2006'dan beri olgunlaşan bir durumdu. Yani İki-üç yıla dayanan öncesi var. Oslo görüşmesine heyet olarak Sozdar arkadaş, Avrupa’dan KNK Üyesi ve Diplomat Adem Uzun arkadaş ile yine Dışilişkilerden sorumlu ve aynı zamanda KCK Yürütme Konseyi Üyesi olan Zübeyir Aydar arkadaş katılıyordu. Zaman zaman Remzi Kartal arkadaşımız da görüşmelere katıldı. Birkaç görüşmeden sonra da (3. Görüşme ile birlikte) Sabri Ok arkadaş da görüşmelere katıldı. En son iki üç görüşmeye ben katılmadım. Sabri Arkadaş katıldı. Onlar (devlet tarafı) beş-altı kişilik bir heyetle geliyorlardı. 'Biz her şeyi bilemeyiz, devletin farklı kurumları var' diyerek çözüm adına somut yaklaşımlar içine giremediler. Devletin taahhüt altına girmesinden ziyade, daha çok bizden istenen, ateşkes olsun ortam sağlansın, ortam sağlanırsa, devlet bazı şeyleri yapar, gibi taleplerde bulunuyorlardı.

Oslo ve İmralı’da gerçekleşen görüşmelerde Öcalan ile mesaj alışverişiniz nasıl oluyordu?

O dönem heyet geliyordu, mektuplarını getiriyordu. Biz de o heyetle toplantının sonuçlarını gönderiyorduk. Bazen daha geniş yazılarak, bazen de daha kısa yazılarak görüşme sonrası notlar gönderiliyordu. O süreçte aracılar da mektuplar götürüp getiriyorlardı. Dediğim gibi uluslararası bir kurum aracılık yapıyordu. Zaten hemen hemen her görüşme öncesi o aracılar, hem gidip Türk devleti ile hem de bizimle görüşüyorlardı. O trafik herhangi bir aksamaya uğramadan 2011’in yazına kadar sürdü.

İngiltere’nin garantör devlet olarak görüşmelerde yer aldığı basına yansıdı, bu doğru mu?

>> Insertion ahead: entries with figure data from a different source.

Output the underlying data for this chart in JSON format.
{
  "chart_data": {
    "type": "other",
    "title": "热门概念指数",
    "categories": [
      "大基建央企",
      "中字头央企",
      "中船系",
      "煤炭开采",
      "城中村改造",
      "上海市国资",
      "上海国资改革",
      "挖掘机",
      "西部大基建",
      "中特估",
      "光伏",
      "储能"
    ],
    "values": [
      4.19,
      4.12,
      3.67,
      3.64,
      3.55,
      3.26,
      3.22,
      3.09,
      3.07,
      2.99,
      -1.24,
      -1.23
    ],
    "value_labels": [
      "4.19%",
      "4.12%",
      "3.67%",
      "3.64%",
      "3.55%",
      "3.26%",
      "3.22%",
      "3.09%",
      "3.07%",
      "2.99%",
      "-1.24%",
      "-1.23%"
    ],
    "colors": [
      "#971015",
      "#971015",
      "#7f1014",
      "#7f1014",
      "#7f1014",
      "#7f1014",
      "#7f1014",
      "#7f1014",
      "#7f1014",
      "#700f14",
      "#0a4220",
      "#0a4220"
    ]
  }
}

Biz böyle bir şeyi kesin söyleyemeyiz. O görüşme heyetinin içinde İngiliz kökenliler de vardı. Başka kökenliler de vardı. Hatta görüşmeye katılan Asya kökenli de vardı. Ama garantörlük gibi herhangi bir durum yoktur. Yani öyle bir şey olmadı.